- Issue created by @cmlara
- 🇺🇸United States cmlara
Relevant quotes from https://drupal.slack.com/archives/C2AAKNL13/p1715712783335239:
Is there a message on the project page that displays when a maintainer has switched? If not, perhaps a "the maintainers of this module has changed recently" message could be helpful.
-- Joe GL
Or more sophisticated approach - maintainers history - where all maintainers changes will be logged and displayed (with dates, etc). And you can easily check, when someone was added, removed, changed permissions and so on.
-- Juraj Nemec
- 🇦🇺Australia dpi Perth, Australia
FWIW each project has
https://git.drupalcode.org/project/diff/activity
And all projects master feed:
https://git.drupalcode.org/groups/project/-/activity
Click Teams tab at the top of each
Data is also available on the API
- 🇺🇸United States cmlara
I will agree that the GitLab activity feed provides some data.
I will note a couple activities that are the GitLab API may not provide data for:
Change of a maintainer to owner will not report a permission change as they hold the same level in GitLab.
Adding a new user to owner will report the same as adding a maintainer.
There is no easy way to determine if it was Project Ownership that added the user except to assume if its one of the 'known' queue admins that performed the action (and that they joined/left the project in rapid succession) that it may have been project ownership queue.Not to complexly discount it, the activity stream is useful, there are just a few edge cases it may not be able to capture.
- 🇳🇴Norway gisle Norway
IMHO, the peer review of the code committed to a project is much more important to discover supply chain attacks than the proposed highlighting the log of maintainer level changes.
Of course, implementing this highlighting wouldn't do any harm, but resources is always in short supply, and any benefit this proposed measure might bring will probably not be worth the expense of implementing it.
But if anyone wants to donate resources to implement what is sought here, please go ahead!
- 🇺🇸United States dww
It has been an ongoing regret that when I very first implemented the project level permissions and maintainers tab on d.o, that I didn’t build this into it from the beginning. 😢 Completely aside from the supply chain aspects and whether end users would care to see it, simply for the benefit of d.o site admins to figure out WTF is going on in various conflicts and disagreements that have come up, it would have been incredibly handy.
Also note that while issues are planned to migrate to GitLab, AFAIK, the long term plan is to keep both project nodes and releases on d.o.
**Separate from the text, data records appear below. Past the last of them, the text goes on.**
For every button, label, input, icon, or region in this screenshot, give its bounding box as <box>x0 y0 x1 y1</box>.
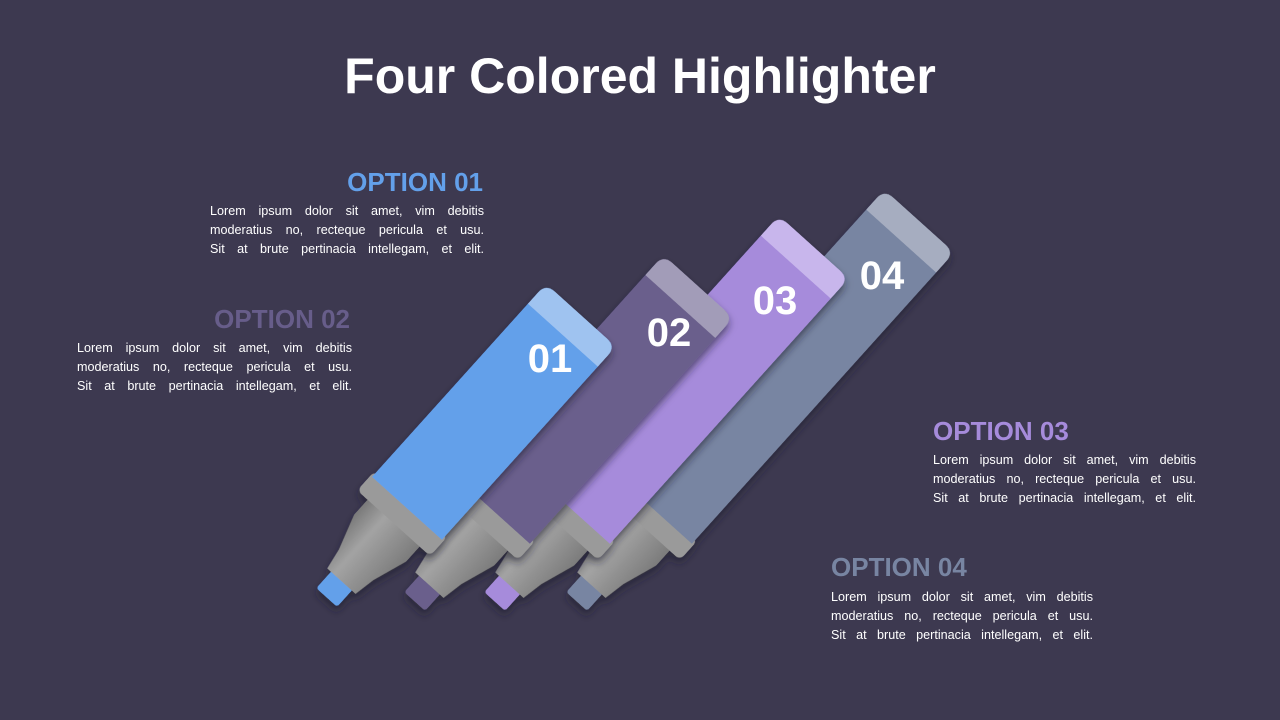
option 01 heading: OPTION 01 <box>347 167 483 197</box>
option 02 text: moderatius no, recteque pericula et usu. <box>77 360 352 374</box>
option 01 text: moderatius no, recteque pericula et usu. <box>210 223 484 237</box>
option 03 text: moderatius no, recteque pericula et usu. <box>933 472 1196 486</box>
option 04 text: Sit at brute pertinacia intellegam, et elit. <box>831 628 1093 642</box>
highlighter 02 <box>378 254 735 634</box>
title: Four Colored Highlighter <box>344 48 936 104</box>
highlighter 01 <box>290 282 617 630</box>
option 03 heading: OPTION 03 <box>933 416 1069 446</box>
option 01 text <box>210 204 484 256</box>
option 03 text: Lorem ipsum dolor sit amet, vim debitis <box>933 453 1196 467</box>
option 03 text <box>933 453 1196 505</box>
option 03 text: Sit at brute pertinacia intellegam, et elit. <box>933 491 1196 505</box>
option 04 text: Lorem ipsum dolor sit amet, vim debitis <box>831 590 1093 604</box>
highlighter 03 <box>458 214 850 634</box>
option 02 text <box>77 341 352 393</box>
option 02 text: Sit at brute pertinacia intellegam, et elit. <box>77 379 352 393</box>
number 04: 04 <box>860 254 904 298</box>
option 04 text: moderatius no, recteque pericula et usu. <box>831 609 1093 623</box>
number 02: 02 <box>647 311 691 355</box>
option 04 text <box>831 590 1093 642</box>
option 01 text: Lorem ipsum dolor sit amet, vim debitis <box>210 204 484 218</box>
number 03: 03 <box>753 279 797 323</box>
option 04 heading: OPTION 04 <box>831 552 967 582</box>
option 02 heading: OPTION 02 <box>214 304 350 334</box>
option 02 text: Lorem ipsum dolor sit amet, vim debitis <box>77 341 352 355</box>
option 01 text: Sit at brute pertinacia intellegam, et elit. <box>210 242 484 256</box>
number 01: 01 <box>528 337 572 381</box>
highlighter 04 <box>540 188 956 634</box>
So the fact GitLab has a feed for some useful things doesn’t solve that the historical view of changes to the “maintainership” is lacking and would be useful, even outside the scope of the parent meta.
There’s probably an issue somewhere in the GitLab migration family of issues about how to keep project-level permissions in sync between the two worlds, but I don’t have a handy link. And yeah, the two have different models and not all perms cleanly map back and forth. It’s an unfortunate situation. If only 17 years ago me knew what I know now. 😂
- 🇮🇹Italy apaderno Brescia, 🇮🇹
I am not sure that showing a notice when project moderators add a new maintainer/co-maintainer or promotes a co-maintainer to maintainer covers the most important cases for which somebody should get a notice.
Now that maintainers/co-maintainers can remove themselves from the project from the GitLab side, even project owners can remove themselves from the project. That is an equally important change for which a notice should be shown.
What about the cases where, out of two maintainers (including the project owner, which is just a maintainer for which the permissions cannot be adjusted), a maintainer becomes inactive?
What about the cases where the project owner is no longer active, and a new maintainer is added by the existing maintainer?Showing a notice only when project moderators add or promote somebody seems to call out what project moderators do, as if they could have done anything wrong. Truly, the chances that a maintainer/co-maintainer added by project moderators does something wrong are the same chances that a maintainer/co-maintainer added by maintainers could do something wrong.
- 🇮🇹Italy apaderno Brescia, 🇮🇹
Probably this issue should be split in two: an issue for logging when there is a change in the permissions people have on a project, and an issue for when showing a notice in the project page.
That is if the notice is shown only for actions project moderators do, which is not a concept the Project module have.